Showing posts with label joining groups. Show all posts
Showing posts with label joining groups. Show all posts

Friday, June 29, 2007

Empty Seat Syndrome


Let's talk more about joining associations.



A couple days ago I had a conversation with a business person wanting to make connections in a specific market. I asked if she had joined the association of this industry segment. The answer was yes, but she had not yet become active.



My thought was, "Well, I guess you didn't put much thought into this membership."

In order to get anything from being a member, first you have to be active. Then you have to give to the group.

So if there was a plan, it might have looked sort of like this.

Goals of Joining (set before joining!)



  1. Join Association.
  2. Attend 10 out of 12 meetings annually.
  3. Note those meeting dates on my calendar.
  4. Meet with executive director to find out what role I can play.
  5. Assume the duties and responsibilities of that role.
  6. Make a list of members I want to meet one to one.
  7. Set a goal of how many member to meet with monthly.
  8. Invite prospective members to meetings as my guest.

Of course, your goals might be slightly different. But it doesn't matter. What does matter, is having a plan of action before you join so that you hit the ground running. You don't want to waste several months of membership time trying to decide what to do.

What goals do you have in place for the associations you belong to?

Tuesday, June 19, 2007

The Other 10 Rules

David Lorms, an association consultant, commented in my post about loneliness and joining groups. He said that he felt that associations also had to be held accountable for the way in which they support each member's successful membership. So here are:

10 Rules for Associations (or Groups) to Connect With Members

1. Above all, have a process to welcome visitors or guests to meetings and events. Make them feel like they've done you a huge favor by attending. (They have!)

2. Give membership information to guests, but just don't hand them a packet and expect them to read it. Set aside time and assign a person to go through the material. That person can also encourage the guest to apply.

3. When a new person actually joins, have a system for welcoming them. The best way is a phone call, and next best is an email.

4. Assign a buddy or mentor to help the new member get to know the ins and outs of the group.

5. The director or another "official" person should meet with the new member to find out the what the new member wants to accomplish as a result of her membership.

6. The new member should be asked what she would like to contribute to the group. Harvest their newbie energy early.

7. If there is an official orientation or educational offering, help the new member to schedule for those events. Send a seasoned member with the newbie to these events.

8. Determine which of the seasoned members should be introduced to the newer member. Linking them will help them to be more successful, which in turn will help the group to be more successful.

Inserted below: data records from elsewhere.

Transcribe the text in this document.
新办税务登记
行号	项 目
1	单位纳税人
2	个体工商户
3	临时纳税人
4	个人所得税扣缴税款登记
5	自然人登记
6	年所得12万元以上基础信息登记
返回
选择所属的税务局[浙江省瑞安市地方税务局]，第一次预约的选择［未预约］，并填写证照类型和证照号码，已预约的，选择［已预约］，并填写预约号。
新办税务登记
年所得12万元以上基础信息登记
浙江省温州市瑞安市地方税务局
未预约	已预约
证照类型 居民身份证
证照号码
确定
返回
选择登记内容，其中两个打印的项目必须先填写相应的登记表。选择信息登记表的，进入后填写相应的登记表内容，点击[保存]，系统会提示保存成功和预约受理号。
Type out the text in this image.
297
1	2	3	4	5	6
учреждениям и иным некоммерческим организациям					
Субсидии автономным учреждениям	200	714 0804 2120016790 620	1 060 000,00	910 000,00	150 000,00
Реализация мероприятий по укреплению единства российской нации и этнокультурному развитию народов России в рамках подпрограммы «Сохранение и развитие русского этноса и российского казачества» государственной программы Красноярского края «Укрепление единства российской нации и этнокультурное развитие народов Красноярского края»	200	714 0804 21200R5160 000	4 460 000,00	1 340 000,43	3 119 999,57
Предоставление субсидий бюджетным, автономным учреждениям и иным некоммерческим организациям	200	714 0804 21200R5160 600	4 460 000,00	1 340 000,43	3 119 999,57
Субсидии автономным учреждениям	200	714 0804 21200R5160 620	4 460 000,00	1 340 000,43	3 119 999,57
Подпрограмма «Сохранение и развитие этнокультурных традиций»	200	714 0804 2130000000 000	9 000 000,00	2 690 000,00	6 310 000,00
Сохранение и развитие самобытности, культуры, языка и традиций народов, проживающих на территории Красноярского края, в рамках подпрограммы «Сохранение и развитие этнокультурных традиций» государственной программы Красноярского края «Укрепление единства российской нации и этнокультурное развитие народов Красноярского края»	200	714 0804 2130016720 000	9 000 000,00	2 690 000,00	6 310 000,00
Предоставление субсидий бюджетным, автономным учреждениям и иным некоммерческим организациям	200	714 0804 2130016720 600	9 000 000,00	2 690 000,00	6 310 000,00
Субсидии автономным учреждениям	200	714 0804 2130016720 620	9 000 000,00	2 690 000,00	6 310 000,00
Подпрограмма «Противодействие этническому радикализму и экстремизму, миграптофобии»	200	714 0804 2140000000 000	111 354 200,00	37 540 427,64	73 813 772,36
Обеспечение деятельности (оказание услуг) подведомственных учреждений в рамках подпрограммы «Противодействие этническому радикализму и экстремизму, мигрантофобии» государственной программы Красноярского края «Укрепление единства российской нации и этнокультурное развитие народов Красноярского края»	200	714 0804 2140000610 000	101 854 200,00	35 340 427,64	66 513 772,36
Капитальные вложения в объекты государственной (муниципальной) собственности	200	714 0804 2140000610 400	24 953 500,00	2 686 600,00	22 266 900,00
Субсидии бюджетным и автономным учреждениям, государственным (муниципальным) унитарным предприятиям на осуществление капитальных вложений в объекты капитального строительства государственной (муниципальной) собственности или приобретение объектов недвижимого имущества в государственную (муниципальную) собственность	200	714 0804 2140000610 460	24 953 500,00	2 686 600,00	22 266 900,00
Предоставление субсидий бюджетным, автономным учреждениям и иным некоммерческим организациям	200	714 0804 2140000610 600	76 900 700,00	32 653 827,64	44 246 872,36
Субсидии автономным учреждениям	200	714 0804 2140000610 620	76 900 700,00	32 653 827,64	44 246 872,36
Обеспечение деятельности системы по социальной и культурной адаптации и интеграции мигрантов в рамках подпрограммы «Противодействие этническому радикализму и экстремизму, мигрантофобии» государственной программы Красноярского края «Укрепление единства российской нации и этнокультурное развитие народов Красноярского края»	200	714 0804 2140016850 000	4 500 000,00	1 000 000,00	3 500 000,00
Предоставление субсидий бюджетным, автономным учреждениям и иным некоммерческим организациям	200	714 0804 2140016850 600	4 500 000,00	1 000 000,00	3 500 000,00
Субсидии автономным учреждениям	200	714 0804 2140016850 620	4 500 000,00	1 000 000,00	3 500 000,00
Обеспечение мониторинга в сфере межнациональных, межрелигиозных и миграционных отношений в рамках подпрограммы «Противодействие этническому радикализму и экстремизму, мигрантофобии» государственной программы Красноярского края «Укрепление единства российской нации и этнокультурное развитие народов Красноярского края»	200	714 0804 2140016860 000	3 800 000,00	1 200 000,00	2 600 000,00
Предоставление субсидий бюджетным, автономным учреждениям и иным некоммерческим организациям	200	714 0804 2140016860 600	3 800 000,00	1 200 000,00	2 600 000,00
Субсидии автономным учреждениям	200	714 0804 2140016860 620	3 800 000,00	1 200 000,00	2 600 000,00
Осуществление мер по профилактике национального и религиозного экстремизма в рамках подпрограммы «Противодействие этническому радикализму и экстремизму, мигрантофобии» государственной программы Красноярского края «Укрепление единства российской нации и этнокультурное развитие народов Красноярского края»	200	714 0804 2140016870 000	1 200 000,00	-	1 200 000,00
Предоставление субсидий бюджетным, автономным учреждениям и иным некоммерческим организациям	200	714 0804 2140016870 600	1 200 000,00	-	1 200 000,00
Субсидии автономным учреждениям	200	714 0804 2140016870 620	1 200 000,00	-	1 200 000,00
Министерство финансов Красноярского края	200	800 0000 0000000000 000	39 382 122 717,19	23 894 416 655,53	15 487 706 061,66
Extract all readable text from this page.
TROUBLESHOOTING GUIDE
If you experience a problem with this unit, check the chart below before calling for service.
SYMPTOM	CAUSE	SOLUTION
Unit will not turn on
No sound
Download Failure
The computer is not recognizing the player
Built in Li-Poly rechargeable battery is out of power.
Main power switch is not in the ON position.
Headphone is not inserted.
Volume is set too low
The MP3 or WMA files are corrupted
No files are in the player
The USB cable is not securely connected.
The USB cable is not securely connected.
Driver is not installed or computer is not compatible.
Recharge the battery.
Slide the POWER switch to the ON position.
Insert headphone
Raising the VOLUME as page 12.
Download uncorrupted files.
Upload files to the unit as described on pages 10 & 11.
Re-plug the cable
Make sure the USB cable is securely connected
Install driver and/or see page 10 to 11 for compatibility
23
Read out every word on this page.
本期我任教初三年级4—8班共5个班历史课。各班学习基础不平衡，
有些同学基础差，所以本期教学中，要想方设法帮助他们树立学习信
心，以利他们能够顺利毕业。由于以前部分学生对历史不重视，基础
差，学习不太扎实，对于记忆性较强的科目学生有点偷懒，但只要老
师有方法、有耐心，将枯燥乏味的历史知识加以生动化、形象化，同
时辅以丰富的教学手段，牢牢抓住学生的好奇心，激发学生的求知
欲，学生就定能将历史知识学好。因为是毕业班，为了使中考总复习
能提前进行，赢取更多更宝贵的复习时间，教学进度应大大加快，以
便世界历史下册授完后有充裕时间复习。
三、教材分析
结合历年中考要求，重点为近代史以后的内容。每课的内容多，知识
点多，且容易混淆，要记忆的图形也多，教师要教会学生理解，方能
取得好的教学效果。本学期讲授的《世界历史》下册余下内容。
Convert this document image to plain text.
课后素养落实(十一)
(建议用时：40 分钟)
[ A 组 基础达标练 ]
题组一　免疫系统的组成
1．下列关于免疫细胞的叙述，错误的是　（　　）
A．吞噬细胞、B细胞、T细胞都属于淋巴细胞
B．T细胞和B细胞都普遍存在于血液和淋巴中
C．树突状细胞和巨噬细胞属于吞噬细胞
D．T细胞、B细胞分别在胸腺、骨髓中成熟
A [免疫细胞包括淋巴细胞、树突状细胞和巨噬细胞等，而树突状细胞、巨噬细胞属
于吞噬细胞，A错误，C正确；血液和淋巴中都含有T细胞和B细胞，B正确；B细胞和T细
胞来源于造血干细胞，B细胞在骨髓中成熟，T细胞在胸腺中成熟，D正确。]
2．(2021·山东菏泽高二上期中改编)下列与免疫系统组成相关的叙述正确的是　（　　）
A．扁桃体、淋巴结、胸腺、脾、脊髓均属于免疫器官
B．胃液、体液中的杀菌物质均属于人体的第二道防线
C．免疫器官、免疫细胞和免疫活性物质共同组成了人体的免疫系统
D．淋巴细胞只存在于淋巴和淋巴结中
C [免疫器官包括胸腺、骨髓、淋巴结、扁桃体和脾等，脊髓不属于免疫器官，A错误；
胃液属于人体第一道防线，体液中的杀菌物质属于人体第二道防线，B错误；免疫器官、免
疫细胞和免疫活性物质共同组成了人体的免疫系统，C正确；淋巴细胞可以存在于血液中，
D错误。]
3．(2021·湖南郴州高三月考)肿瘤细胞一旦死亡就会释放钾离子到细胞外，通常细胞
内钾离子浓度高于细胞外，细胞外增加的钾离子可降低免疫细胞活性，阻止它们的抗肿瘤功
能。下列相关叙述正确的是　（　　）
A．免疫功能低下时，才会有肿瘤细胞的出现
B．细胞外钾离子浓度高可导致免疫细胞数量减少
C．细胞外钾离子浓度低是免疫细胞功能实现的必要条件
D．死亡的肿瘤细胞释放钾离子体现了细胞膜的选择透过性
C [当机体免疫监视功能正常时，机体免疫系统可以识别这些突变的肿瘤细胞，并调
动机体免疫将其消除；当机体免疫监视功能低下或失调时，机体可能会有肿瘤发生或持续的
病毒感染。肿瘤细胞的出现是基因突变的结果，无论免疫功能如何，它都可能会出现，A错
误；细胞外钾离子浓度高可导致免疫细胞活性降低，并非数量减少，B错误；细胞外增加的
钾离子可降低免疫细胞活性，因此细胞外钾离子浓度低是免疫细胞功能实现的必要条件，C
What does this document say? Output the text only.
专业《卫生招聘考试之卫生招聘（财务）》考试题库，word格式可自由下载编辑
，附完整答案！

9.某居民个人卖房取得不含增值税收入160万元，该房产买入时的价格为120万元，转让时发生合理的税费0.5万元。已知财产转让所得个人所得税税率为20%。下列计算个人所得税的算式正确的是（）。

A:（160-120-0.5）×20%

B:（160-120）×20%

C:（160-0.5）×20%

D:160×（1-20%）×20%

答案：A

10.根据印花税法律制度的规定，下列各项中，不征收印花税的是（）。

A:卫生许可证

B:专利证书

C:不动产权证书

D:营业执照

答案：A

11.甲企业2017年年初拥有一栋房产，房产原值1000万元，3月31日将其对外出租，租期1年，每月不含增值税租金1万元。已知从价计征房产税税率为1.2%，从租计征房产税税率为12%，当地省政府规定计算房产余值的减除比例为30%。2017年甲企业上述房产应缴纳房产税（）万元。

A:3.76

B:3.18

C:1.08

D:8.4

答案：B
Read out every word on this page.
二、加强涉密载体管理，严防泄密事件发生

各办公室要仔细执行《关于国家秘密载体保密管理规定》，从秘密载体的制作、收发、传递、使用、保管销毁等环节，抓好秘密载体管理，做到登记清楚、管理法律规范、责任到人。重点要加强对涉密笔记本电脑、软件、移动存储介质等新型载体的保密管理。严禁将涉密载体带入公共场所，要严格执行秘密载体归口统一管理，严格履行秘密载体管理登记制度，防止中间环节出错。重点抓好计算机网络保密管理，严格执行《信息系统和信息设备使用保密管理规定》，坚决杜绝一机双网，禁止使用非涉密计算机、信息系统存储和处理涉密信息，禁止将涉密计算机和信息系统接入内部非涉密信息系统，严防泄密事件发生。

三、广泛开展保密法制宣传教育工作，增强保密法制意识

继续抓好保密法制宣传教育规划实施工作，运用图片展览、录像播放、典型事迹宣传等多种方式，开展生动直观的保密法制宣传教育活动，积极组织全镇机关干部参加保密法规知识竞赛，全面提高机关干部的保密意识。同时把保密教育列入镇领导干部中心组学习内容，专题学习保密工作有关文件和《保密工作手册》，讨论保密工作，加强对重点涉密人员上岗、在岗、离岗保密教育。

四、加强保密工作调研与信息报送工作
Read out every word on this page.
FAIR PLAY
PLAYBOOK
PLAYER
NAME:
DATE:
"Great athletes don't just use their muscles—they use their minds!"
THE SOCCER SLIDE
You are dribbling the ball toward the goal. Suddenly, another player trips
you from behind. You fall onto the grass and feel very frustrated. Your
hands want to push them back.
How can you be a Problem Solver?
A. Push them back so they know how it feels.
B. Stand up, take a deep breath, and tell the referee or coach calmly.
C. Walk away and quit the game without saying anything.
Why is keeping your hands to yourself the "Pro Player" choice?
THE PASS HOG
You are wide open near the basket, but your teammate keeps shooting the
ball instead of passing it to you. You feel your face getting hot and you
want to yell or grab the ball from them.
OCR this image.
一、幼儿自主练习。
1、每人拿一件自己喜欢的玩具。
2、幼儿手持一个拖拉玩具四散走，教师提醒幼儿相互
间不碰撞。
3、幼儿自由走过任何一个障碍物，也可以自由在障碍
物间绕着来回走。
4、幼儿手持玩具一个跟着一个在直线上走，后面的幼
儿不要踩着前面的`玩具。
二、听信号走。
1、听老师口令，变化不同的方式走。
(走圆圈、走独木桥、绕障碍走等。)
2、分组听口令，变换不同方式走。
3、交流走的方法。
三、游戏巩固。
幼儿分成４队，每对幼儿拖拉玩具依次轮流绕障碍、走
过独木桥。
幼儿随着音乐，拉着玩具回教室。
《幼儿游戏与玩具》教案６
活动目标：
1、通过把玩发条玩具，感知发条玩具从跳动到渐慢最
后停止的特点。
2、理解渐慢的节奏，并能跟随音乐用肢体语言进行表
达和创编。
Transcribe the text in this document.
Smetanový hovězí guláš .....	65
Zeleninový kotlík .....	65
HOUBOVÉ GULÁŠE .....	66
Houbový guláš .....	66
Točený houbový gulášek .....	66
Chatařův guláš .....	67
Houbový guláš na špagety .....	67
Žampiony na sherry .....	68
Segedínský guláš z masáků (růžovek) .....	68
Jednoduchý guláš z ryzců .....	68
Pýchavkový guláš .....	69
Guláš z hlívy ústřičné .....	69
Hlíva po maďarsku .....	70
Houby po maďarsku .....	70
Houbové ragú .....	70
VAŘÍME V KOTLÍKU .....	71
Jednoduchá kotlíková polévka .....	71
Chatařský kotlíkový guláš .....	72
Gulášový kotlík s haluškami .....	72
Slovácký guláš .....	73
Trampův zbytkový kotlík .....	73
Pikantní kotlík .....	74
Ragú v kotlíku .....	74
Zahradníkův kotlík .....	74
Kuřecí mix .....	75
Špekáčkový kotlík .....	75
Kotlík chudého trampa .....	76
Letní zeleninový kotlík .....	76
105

9. If the group has a newsletter, list new members with their contact information. We all like to see our name up in lights!

10. Ask the new members what, if anything, you could have done better or more of to make their transition from newbie to seasoned as seamless as possible.

Two organizations I belong to, BNI and WEN both do all or most of the above rules. They are both thriving. One group I am a member of, does not adhere to many of the above. They are not so successful. Hmmm, I wonder if there is any connection?

David, if you are reading this, what rules would you add?

For the rest of you, please chime in too.

Sunday, June 17, 2007

Eliminating Loneliness


What's sad, as Seth Godin recently said in a post, is that lonely people join organizations. The sad part is that they join, but don't realize the necessity of participation.

10 Rules for Connecting

1. I cannot just be a name on a list.

2. I must believe in the works and mission of the group.

3. I must schedule a meeting with an officer or executive of the group, to find out how to best get involved.

4. I must join an active committee.

5. I must attend all or most of the meetings and events of the organization.

6. I must financially support the club with more than just my membership dues. I will need to budget that much more into my marketing budget.

7. I must budget time into my schedule so that I am not stressed by having to attend functions.

8. I must figure out how I can give back to the organization.

9. If appropriate, I must invite and financially underwrite guests to each meeting and event.

10. I must take on a leadership persona, helping the group to prosper.

You'll notice that the above ten rules are NOT about you and how you can be less lonely. It's all about making the group more successful. Doing so will eliminate your loneliness as a side benefit.